O valor do botijão de gás de cozinha (GLP) vem subindo para o consumidor e em Sorocaba chega a custar R$ 75. A política de preços sofreu mudanças e há oscilação no mercado. Os donos de revendedoras da cidade dizem que têm que absorver os aumentos para não repassar ao preço final.

No início de agosto, a Petrobras anunciou uma redução de 8,17% nas refinarias e no mesmo dia mudou a regra para os botijões de 13 kg. O reajuste não tem mais periodicidade definida e usará como referência o preço de paridade de importação, informou a companhia. Antes, os ajustes ocorriam a cada trimestre levando em conta a média móvel de cotações internacionais e de câmbio dos últimos 12 meses.

Já no final de agosto, o governo aprovou o fim da diferenciação de preços do gás de cozinha. Atualmente, o botijão residencial de 13 kg tem um subsídio, mas todos os demais envasamentos (comercial por exemplo, em botijões maiores) não contam com o mesmo benefício. Essa mudança, no entanto, começa a valer daqui a seis meses, em 1º de março de 2020. A expectativa do governo é que o fim do subsídio incentive a concorrência no setor e ao final o preço caía para o consumidor.
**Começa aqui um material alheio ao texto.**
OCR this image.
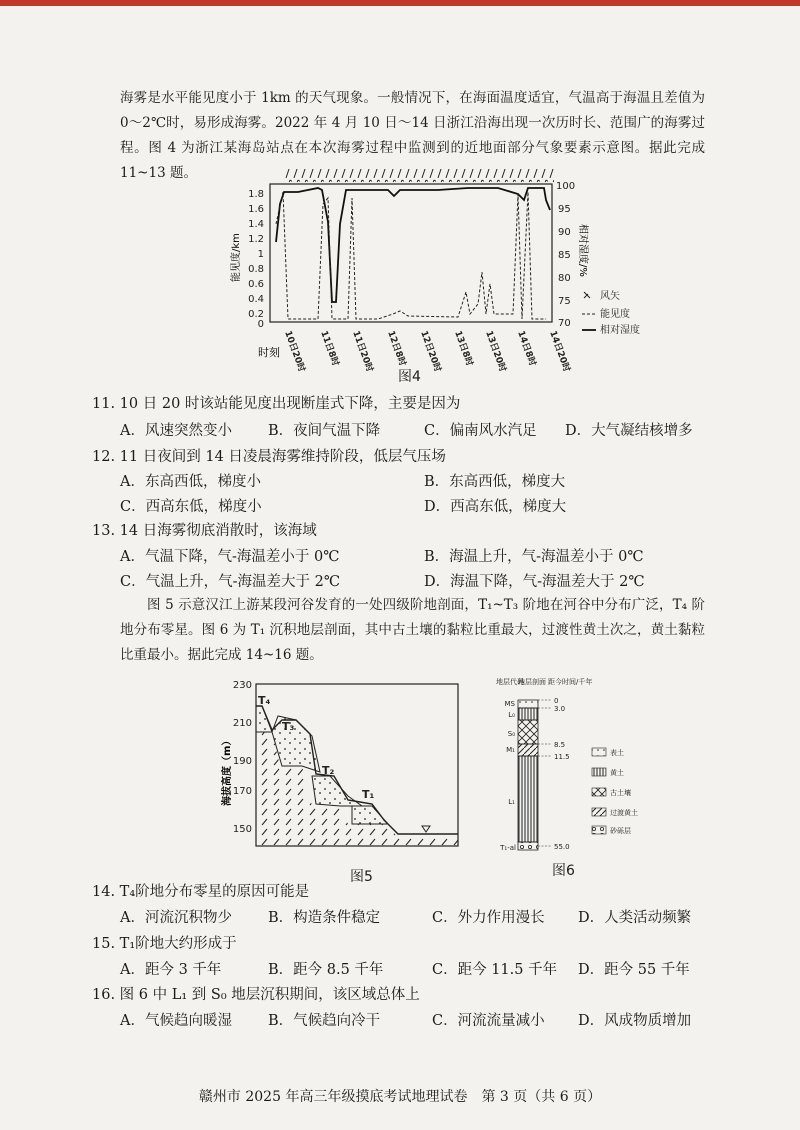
海雾是水平能见度小于 1km 的天气现象。一般情况下，在海面温度适宜，气温高于海温且差值为 0～2℃时，易形成海雾。2022 年 4 月 10 日～14 日浙江沿海出现一次历时长、范围广的海雾过程。图 4 为浙江某海岛站点在本次海雾过程中监测到的近地面部分气象要素示意图。据此完成 11~13 题。

1.8
1.6
1.4
1.2
1
0.8
0.6
0.4
0.2
0
100
95
90
85
80
75
70
能见度/km	相对湿度/%
10日20时 11日8时 11日20时 12日8时 12日20时 13日8时 13日20时 14日8时 14日20时
时刻
风矢
能见度
相对湿度
图4
11. 10 日 20 时该站能见度出现断崖式下降，主要是因为
A．风速突然变小 B．夜间气温下降	C．偏南风水汽足 D．大气凝结核增多
12. 11 日夜间到 14 日凌晨海雾维持阶段，低层气压场
A．东高西低，梯度小	B．东高西低，梯度大
C．西高东低，梯度小	D．西高东低，梯度大
13. 14 日海雾彻底消散时，该海域
A．气温下降，气-海温差小于 0℃	B．海温上升，气-海温差小于 0℃
C．气温上升，气-海温差大于 2℃	D．海温下降，气-海温差大于 2℃

图 5 示意汉江上游某段河谷发育的一处四级阶地剖面，T₁~T₃ 阶地在河谷中分布广泛，T₄ 阶地分布零星。图 6 为 T₁ 沉积地层剖面，其中古土壤的黏粒比重最大，过渡性黄土次之，黄土黏粒比重最小。据此完成 14~16 题。

230
210
190
170
150
海拔高度（m）
T₄
T₃
T₂
T₁
图5
地层代码
地层剖面 距今时间/千年
MS
L₀
S₀
M₁
L₁
T₁-al
0
3.0
8.5
11.5
55.0
表土
黄土
古土壤
过渡黄土
砂砾层
图6
14. T₄阶地分布零星的原因可能是
A．河流沉积物少 B．构造条件稳定	C．外力作用漫长 D．人类活动频繁
15. T₁阶地大约形成于
A．距今 3 千年	B．距今 8.5 千年	C．距今 11.5 千年 D．距今 55 千年
16. 图 6 中 L₁ 到 S₀ 地层沉积期间，该区域总体上
A．气候趋向暖湿 B．气候趋向冷干	C．河流流量减小 D．风成物质增加
赣州市 2025 年高三年级摸底考试地理试卷　第 3 页（共 6 页）
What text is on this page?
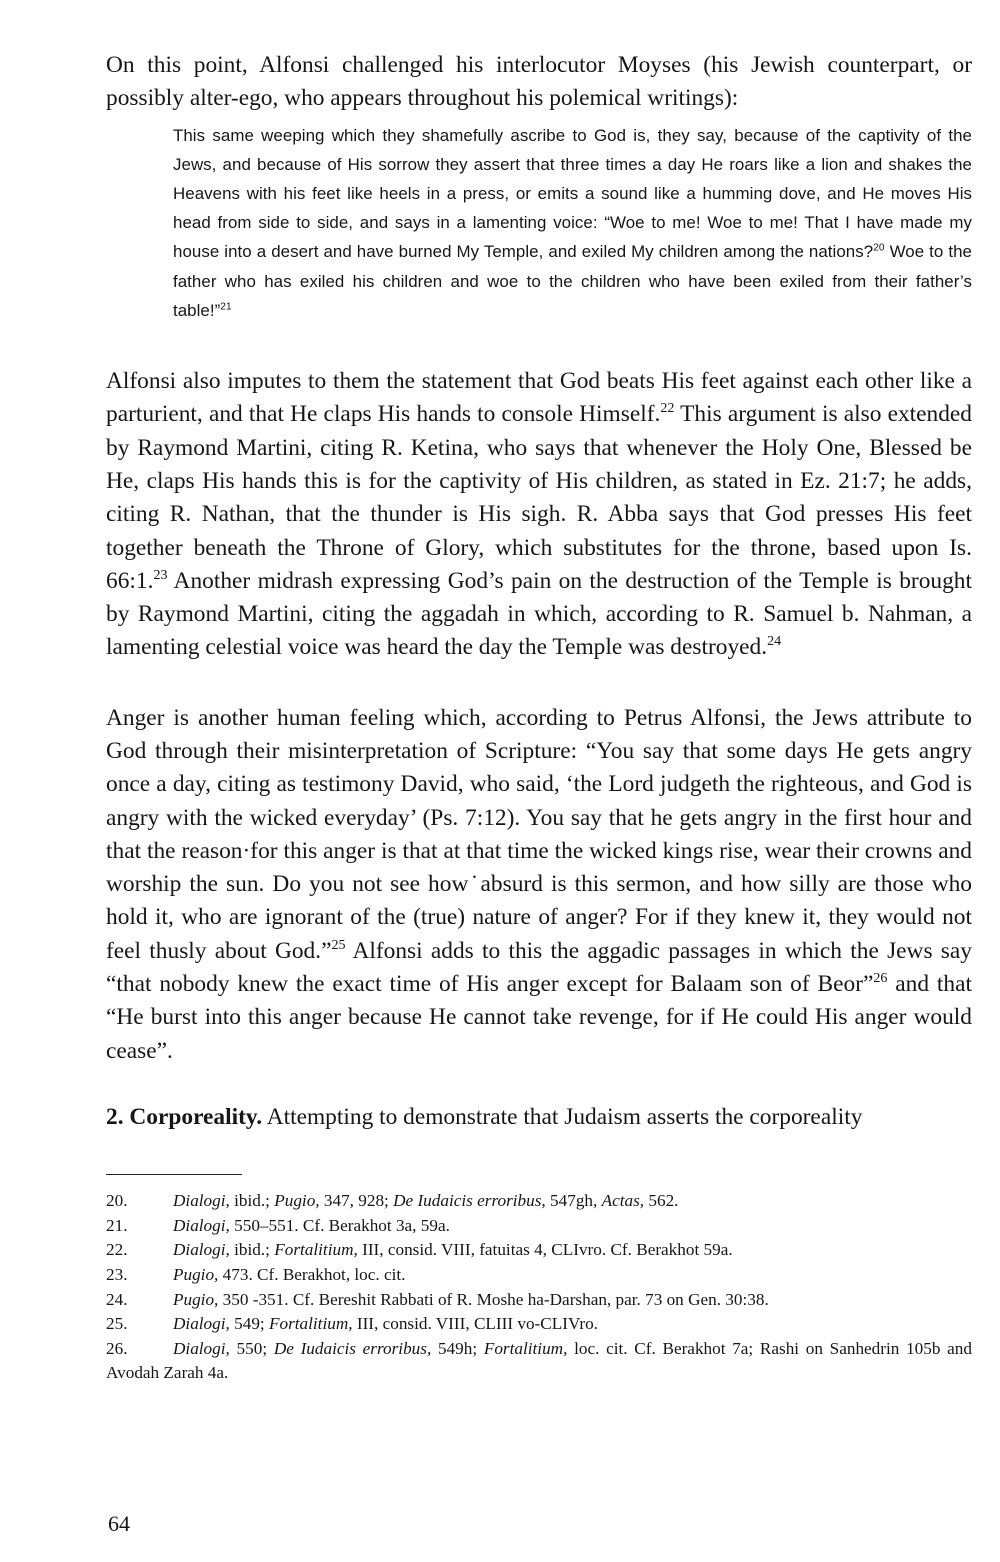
On this point, Alfonsi challenged his interlocutor Moyses (his Jewish counterpart, or possibly alter-ego, who appears throughout his polemical writings):

This same weeping which they shamefully ascribe to God is, they say, because of the captivity of the Jews, and because of His sorrow they assert that three times a day He roars like a lion and shakes the Heavens with his feet like heels in a press, or emits a sound like a humming dove, and He moves His head from side to side, and says in a lamenting voice: “Woe to me! Woe to me! That I have made my house into a desert and have burned My Temple, and exiled My children among the nations?$^{20}$ Woe to the father who has exiled his children and woe to the children who have been exiled from their father’s table!”$^{21}$

Alfonsi also imputes to them the statement that God beats His feet against each other like a parturient, and that He claps His hands to console Himself.$^{22}$ This argument is also extended by Raymond Martini, citing R. Ketina, who says that whenever the Holy One, Blessed be He, claps His hands this is for the captivity of His children, as stated in Ez. 21:7; he adds, citing R. Nathan, that the thunder is His sigh. R. Abba says that God presses His feet together beneath the Throne of Glory, which substitutes for the throne, based upon Is. 66:1.23 Another midrash expressing God’s pain on the destruction of the Temple is brought by Raymond Martini, citing the aggadah in which, according to R. Samuel b. Nahman, a lamenting celestial voice was heard the day the Temple was destroyed.$^{24}$

Anger is another human feeling which, according to Petrus Alfonsi, the Jews attribute to God through their misinterpretation of Scripture: “You say that some days He gets angry once a day, citing as testimony David, who said, ‘the Lord judgeth the righteous, and God is angry with the wicked everyday’ (Ps. 7:12). You say that he gets angry in the first hour and that the reason·for this anger is that at that time the wicked kings rise, wear their crowns and worship the sun. Do you not see how˙absurd is this sermon, and how silly are those who hold it, who are ignorant of the (true) nature of anger? For if they knew it, they would not feel thusly about God.”$^{25}$ Alfonsi adds to this the aggadic passages in which the Jews say “that nobody knew the exact time of His anger except for Balaam son of Beor”$^{26}$ and that “He burst into this anger because He cannot take revenge, for if He could His anger would cease”.

2. Corporeality. Attempting to demonstrate that Judaism asserts the corporeality

20.	Dialogi, ibid.; Pugio, 347, 928; De Iudaicis erroribus, 547gh, Actas, 562.
21.	Dialogi, 550–551. Cf. Berakhot 3a, 59a.
22.	Dialogi, ibid.; Fortalitium, III, consid. VIII, fatuitas 4, CLIvro. Cf. Berakhot 59a.
23.	Pugio, 473. Cf. Berakhot, loc. cit.
24.	Pugio, 350 -351. Cf. Bereshit Rabbati of R. Moshe ha-Darshan, par. 73 on Gen. 30:38.
25.	Dialogi, 549; Fortalitium, III, consid. VIII, CLIII vo-CLIVro.
26.	Dialogi, 550; De Iudaicis erroribus, 549h; Fortalitium, loc. cit. Cf. Berakhot 7a; Rashi on Sanhedrin 105b and Avodah Zarah 4a.
64
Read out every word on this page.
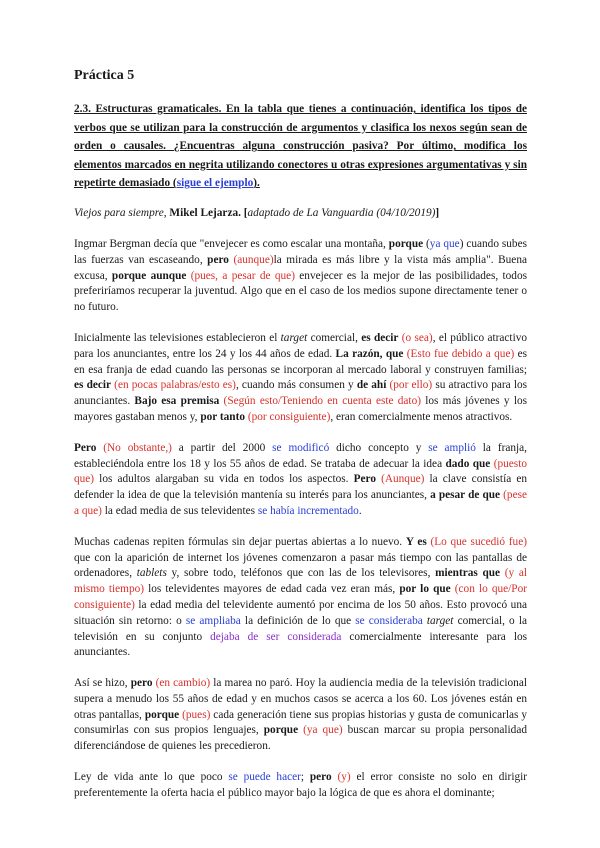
Práctica 5
2.3. Estructuras gramaticales. En la tabla que tienes a continuación, identifica los tipos de verbos que se utilizan para la construcción de argumentos y clasifica los nexos según sean de orden o causales. ¿Encuentras alguna construcción pasiva? Por último, modifica los elementos marcados en negrita utilizando conectores u otras expresiones argumentativas y sin repetirte demasiado (sigue el ejemplo).
Viejos para siempre, Mikel Lejarza. [adaptado de La Vanguardia (04/10/2019)]
Ingmar Bergman decía que "envejecer es como escalar una montaña, porque (ya que) cuando subes las fuerzas van escaseando, pero (aunque)la mirada es más libre y la vista más amplia". Buena excusa, porque aunque (pues, a pesar de que) envejecer es la mejor de las posibilidades, todos preferiríamos recuperar la juventud. Algo que en el caso de los medios supone directamente tener o no futuro.
Inicialmente las televisiones establecieron el target comercial, es decir (o sea), el público atractivo para los anunciantes, entre los 24 y los 44 años de edad. La razón, que (Esto fue debido a que) es en esa franja de edad cuando las personas se incorporan al mercado laboral y construyen familias; es decir (en pocas palabras/esto es), cuando más consumen y de ahí (por ello) su atractivo para los anunciantes. Bajo esa premisa (Según esto/Teniendo en cuenta este dato) los más jóvenes y los mayores gastaban menos y, por tanto (por consiguiente), eran comercialmente menos atractivos.
Pero (No obstante,) a partir del 2000 se modificó dicho concepto y se amplió la franja, estableciéndola entre los 18 y los 55 años de edad. Se trataba de adecuar la idea dado que (puesto que) los adultos alargaban su vida en todos los aspectos. Pero (Aunque) la clave consistía en defender la idea de que la televisión mantenía su interés para los anunciantes, a pesar de que (pese a que) la edad media de sus televidentes se había incrementado.
Muchas cadenas repiten fórmulas sin dejar puertas abiertas a lo nuevo. Y es (Lo que sucedió fue) que con la aparición de internet los jóvenes comenzaron a pasar más tiempo con las pantallas de ordenadores, tablets y, sobre todo, teléfonos que con las de los televisores, mientras que (y al mismo tiempo) los televidentes mayores de edad cada vez eran más, por lo que (con lo que/Por consiguiente) la edad media del televidente aumentó por encima de los 50 años. Esto provocó una situación sin retorno: o se ampliaba la definición de lo que se consideraba target comercial, o la televisión en su conjunto dejaba de ser considerada comercialmente interesante para los anunciantes.
Así se hizo, pero (en cambio) la marea no paró. Hoy la audiencia media de la televisión tradicional supera a menudo los 55 años de edad y en muchos casos se acerca a los 60. Los jóvenes están en otras pantallas, porque (pues) cada generación tiene sus propias historias y gusta de comunicarlas y consumirlas con sus propios lenguajes, porque (ya que) buscan marcar su propia personalidad diferenciándose de quienes les precedieron.
Ley de vida ante lo que poco se puede hacer; pero (y) el error consiste no solo en dirigir preferentemente la oferta hacia el público mayor bajo la lógica de que es ahora el dominante;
Leia mais  Nobel de Economia 2019 vai para iniciativa em aliviar a pobreza no mundo

E por último, o aumento entre 2% e 3% pelas distribuidoras, na semana passada, puxou mais uma vez o preço para cima. O reajuste não foi da Petrobras, mas das empresas transportadoras e distribuidoras. Fica até difícil saber quais os fatores que incidem sobre o preço do GLP e em quais proporções.

Em Sorocaba, o preço máximo constatado na pesquisa da Agência Nacional de Petróleo (ANP) na semana passada era de R$ 75, com mínimo de R$ 60 e média de R$ 68,31. Alguns representantes de revendedoras de Sorocaba disseram que não irão repassar o aumento ao consumidor, para não perder clientes, pois consideram que o preço já está caro.

Conforme Tiago Bento França, proprietário da revendedora Sorocabagas e Água, o reajuste foi de R$ 1,50. “Mas não repassamos para o consumidor, estamos segurando o máximo”, disse. Ele afirma que infelizmente tem muitos clandestinos se aproveitam da situação. “Eles jogam o preço lá embaixo, enquanto nós que temos nota fiscal, licença e tudo o mais para funcionar da maneira correta acabamos prejudicados.” França vende o botijão a R$ 65.

Leia mais  Mercado financeiro espera que 2019 termine com inflação em 3,42%

Queda nas vendas

Preço do botijão de gás custa R$ 75 em Sorocaba
Revendedoras “seguram” reajuste por causa da concorrência. Crédito da foto: Erick Pinheiro / Arquivo JCS

Angela Marina Rosa, proprietária da revendedora Anjo Gás, na Vila Barão, tem notado queda nas vendas há uns dois meses. Ela calcula que a empresa perdeu 250 vendas no mês. Para ela, uma das causas foi o anúncio de que o governo iria baixar o preço do gás e isso não ocorreu. “O pessoal solta notícia no jornal e os clientes se apegam a isso. Se esquecem que temos impostos para pagar e tudo o mais”, diz.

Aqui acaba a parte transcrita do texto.